LA

Who Took the Gothic from the Cookie Jar?

· 2 min read

AMERICAN GOTHIC READING
Night Gallery
Los Angeles
July 25, 2024

The United States is definitely haunted. I mean, the whole country is built on an ​“Indian” graveyard. And it has all the trappings of a horror movie: dark forests, hypersexual teens, and a news cycle that makes jump-scare clips look like meditation videos. (Plus, according to a speech Donald Trump made last Wednesday, the infamous Silence of the Lambs villain Hannibal Lecter is not only ​“real,” but he also ​“wants to have you for dinner. He’d like to have you for dinner.”)

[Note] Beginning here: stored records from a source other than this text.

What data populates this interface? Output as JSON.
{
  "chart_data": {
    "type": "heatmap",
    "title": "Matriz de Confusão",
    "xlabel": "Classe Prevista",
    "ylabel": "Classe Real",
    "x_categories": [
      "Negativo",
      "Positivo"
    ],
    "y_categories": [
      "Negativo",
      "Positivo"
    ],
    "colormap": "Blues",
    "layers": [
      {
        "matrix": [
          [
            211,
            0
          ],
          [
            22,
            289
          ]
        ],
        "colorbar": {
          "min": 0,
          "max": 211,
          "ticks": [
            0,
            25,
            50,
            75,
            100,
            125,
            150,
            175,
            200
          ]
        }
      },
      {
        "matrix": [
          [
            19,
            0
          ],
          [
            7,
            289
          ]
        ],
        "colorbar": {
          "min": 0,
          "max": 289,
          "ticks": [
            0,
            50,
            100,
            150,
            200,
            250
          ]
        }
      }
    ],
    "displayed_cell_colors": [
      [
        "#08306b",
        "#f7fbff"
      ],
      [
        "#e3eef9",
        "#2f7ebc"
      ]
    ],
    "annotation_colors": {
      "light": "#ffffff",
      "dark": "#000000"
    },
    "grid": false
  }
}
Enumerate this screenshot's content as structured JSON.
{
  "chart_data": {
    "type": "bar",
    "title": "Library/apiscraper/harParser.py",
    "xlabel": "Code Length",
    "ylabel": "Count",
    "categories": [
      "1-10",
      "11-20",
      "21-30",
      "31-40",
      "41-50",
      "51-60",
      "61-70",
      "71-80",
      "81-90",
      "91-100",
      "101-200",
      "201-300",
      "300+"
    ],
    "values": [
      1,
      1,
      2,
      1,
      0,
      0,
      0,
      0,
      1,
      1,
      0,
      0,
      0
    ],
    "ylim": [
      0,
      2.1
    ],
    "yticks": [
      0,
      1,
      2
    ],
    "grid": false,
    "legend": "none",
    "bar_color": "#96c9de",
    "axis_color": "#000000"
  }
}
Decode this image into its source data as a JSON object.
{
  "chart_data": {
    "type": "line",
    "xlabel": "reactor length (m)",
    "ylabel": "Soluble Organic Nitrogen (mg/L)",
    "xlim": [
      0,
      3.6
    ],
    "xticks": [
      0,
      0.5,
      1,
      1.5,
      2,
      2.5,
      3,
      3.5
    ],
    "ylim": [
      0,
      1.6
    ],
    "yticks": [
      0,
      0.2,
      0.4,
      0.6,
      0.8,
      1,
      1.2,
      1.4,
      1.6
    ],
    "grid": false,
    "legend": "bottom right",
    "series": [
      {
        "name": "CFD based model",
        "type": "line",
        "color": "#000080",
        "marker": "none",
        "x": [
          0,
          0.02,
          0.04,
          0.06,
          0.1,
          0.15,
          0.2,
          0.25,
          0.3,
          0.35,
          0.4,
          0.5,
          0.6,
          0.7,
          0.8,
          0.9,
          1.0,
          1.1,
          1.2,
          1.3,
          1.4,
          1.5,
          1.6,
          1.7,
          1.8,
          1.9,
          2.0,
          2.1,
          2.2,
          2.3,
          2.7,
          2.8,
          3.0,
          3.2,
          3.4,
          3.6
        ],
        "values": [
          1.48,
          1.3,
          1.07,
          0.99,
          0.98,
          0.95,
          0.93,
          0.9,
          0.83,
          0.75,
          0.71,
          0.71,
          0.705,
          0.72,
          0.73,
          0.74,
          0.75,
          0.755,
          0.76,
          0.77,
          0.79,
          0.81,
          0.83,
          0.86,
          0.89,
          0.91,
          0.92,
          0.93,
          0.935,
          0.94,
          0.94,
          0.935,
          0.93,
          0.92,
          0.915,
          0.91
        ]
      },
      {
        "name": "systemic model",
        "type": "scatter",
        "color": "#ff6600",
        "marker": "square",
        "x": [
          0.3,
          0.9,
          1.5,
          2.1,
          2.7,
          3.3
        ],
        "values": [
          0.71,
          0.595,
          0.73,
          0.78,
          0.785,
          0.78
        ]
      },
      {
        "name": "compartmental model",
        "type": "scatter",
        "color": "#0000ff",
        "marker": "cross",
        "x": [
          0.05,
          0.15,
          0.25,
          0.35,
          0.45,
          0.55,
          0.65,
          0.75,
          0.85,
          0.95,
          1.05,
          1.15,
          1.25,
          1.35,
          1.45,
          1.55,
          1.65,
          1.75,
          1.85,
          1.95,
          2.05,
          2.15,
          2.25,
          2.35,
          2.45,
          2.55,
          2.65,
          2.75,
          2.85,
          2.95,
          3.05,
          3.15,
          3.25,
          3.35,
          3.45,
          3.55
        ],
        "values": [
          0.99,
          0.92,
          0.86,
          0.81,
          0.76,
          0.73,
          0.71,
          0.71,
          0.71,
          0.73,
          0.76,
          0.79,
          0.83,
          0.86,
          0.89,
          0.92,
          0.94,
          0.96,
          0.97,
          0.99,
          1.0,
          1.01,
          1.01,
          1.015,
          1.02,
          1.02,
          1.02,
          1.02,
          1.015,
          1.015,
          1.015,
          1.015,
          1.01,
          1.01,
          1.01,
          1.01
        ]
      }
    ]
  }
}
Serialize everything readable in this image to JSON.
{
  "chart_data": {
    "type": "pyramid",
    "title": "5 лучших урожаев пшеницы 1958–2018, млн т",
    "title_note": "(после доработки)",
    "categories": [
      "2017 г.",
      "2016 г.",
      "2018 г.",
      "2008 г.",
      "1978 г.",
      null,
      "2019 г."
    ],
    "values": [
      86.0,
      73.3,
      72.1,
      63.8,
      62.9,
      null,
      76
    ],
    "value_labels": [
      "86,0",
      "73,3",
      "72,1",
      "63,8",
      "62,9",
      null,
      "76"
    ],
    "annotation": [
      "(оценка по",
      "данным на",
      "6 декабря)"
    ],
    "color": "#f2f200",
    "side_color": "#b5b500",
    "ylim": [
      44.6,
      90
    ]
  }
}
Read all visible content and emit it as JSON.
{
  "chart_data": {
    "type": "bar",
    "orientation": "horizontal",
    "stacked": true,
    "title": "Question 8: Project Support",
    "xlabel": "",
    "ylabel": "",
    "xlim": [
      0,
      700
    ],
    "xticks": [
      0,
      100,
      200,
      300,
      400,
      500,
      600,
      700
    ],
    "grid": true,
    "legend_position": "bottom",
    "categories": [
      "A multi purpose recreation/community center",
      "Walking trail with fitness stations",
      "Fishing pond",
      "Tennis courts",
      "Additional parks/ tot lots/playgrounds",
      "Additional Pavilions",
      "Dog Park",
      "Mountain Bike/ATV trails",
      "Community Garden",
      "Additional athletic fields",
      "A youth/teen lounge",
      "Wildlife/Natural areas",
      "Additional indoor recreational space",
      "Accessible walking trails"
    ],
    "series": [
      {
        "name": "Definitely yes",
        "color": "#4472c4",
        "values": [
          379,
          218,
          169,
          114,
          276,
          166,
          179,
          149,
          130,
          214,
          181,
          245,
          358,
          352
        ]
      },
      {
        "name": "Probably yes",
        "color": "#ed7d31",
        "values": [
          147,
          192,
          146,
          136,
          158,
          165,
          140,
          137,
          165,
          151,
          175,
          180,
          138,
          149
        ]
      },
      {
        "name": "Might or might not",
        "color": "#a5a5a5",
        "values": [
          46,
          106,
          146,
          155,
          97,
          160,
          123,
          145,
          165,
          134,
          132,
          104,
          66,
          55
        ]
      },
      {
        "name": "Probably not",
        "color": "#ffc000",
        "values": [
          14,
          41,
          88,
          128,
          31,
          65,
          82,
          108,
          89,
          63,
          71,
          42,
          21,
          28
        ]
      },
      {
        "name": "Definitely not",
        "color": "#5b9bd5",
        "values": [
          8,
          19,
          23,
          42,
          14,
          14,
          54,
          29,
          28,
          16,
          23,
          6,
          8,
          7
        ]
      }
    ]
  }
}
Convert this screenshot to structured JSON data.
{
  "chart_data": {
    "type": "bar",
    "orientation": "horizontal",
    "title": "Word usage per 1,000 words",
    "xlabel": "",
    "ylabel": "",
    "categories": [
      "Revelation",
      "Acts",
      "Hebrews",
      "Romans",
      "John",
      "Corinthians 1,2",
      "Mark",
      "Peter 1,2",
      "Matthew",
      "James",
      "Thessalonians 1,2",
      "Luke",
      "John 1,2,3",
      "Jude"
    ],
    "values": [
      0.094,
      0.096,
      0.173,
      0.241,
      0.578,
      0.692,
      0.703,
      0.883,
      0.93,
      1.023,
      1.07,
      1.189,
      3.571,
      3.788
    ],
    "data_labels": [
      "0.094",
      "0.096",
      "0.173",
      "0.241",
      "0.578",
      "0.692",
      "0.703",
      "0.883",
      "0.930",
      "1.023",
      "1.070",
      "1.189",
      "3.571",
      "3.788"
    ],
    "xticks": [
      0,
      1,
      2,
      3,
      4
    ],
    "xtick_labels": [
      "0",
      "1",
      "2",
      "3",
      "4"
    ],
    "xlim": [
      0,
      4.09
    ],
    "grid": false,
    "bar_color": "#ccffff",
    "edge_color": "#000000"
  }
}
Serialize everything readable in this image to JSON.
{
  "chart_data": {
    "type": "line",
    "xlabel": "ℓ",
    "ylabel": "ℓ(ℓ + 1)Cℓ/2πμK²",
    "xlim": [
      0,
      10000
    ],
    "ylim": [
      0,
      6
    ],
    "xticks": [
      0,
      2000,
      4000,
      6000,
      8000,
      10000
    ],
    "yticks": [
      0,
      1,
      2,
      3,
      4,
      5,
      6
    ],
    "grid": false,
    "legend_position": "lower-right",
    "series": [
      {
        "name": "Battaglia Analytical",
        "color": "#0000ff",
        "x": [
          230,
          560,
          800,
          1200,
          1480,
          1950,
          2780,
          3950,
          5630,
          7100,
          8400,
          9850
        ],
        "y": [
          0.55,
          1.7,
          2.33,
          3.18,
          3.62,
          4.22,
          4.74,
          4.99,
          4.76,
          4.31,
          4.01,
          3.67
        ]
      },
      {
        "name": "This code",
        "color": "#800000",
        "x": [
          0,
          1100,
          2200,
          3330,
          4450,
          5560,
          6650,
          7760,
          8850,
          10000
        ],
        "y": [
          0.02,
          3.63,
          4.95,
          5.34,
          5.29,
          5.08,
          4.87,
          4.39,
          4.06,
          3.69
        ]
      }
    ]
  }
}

All of that’s to say, I wasn’t entirely surprised when the American Gothic–themed reading at Night Gallery last Thursday felt more American than Gothic. The current exhibition — which, though the reading was a one-night-only event, runs through the July 31 — is named for the eponymous 1930 painting by Grant Wood, which famously depicts a buttoned-up and brooch-boasting, pitchfork-wielding couple and wavers between satire and sincerity. Entering the gallery, I came face-to-face with this dour duo, their image improbably transferred onto a large, mug-shaped cookie jar by ceramist Grant Levy-Lucero. The show brings together a series of Levy-Lucero’s pop culture – referencing cookie jars (another, shaped like Inglewood’s programmatic architecture case study of a classic glazed, read ​“Randy’s Donuts”), with several paintings by JPW3 inspired by the Gothic typefaces favored by many US newspapers.

Honestly, the pairing felt a bit forced. But the reading that accompanied it proved more organic in its eclecticism. Bryan Byrdlong started off the evening with several poems; one, titled ​“Strange Flowers,” speculated on the longevity and ultimate fates of those once-ubiquitous ​“SCIENCE IS REAL / BLACK LIVES MATTER / NO HUMAN IS ILLEGAL / LOVE IS LOVE” signs that sprang up in the wake of the 2016 presidential election. Next came Colby Cotton, who dressed all in black for the occasion and recited poems about wheat fields and sensations of purgatory (inspired by an adolescence in rural New York and an overly ambitious ingestion of marijuana). Brittany Menjivar sported a large crucifix and leopard-print bodysuit as she read from her recently published collection Parasocialite; the story she chose for the occasion focused on a Trader Joe’s employee who fakes the Stendhal effect for clout.

Here, there was — if not a Gothic one — an eminently American interruption: the Domino’s arrived. Post – pizza rush, Ivy Pochoda wrapped up the night with a harrowing account of a prison riot from her novel Sing Her Down (2023).

I spent most of my adolescence in suburban malls drowning in a Champion XXL black hoodie; I’m no stranger to the dark side. I am also the first to admit that labels like ​“Gothic” have been expanded and co-opted to the point of almost total incoherence. The adjective was first used to describe the style of medieval architecture that spread across Catholic Europe between the 12th and 16th centuries, an aesthetic employed primarily in ecclesiastical buildings like cathedrals and abbeys. Perhaps this is why attending literary readings reminds me so much of going to church as a kid: the rows of chairs, the forced silence, the amplified speaker. Hell, most of the time, both situations involve wine.

As in church, so at readings: I try to focus on the words, to stop my mind from wandering, and hope that what I hear at any moment might cause the ground beneath my feet to slip away and leave me floating.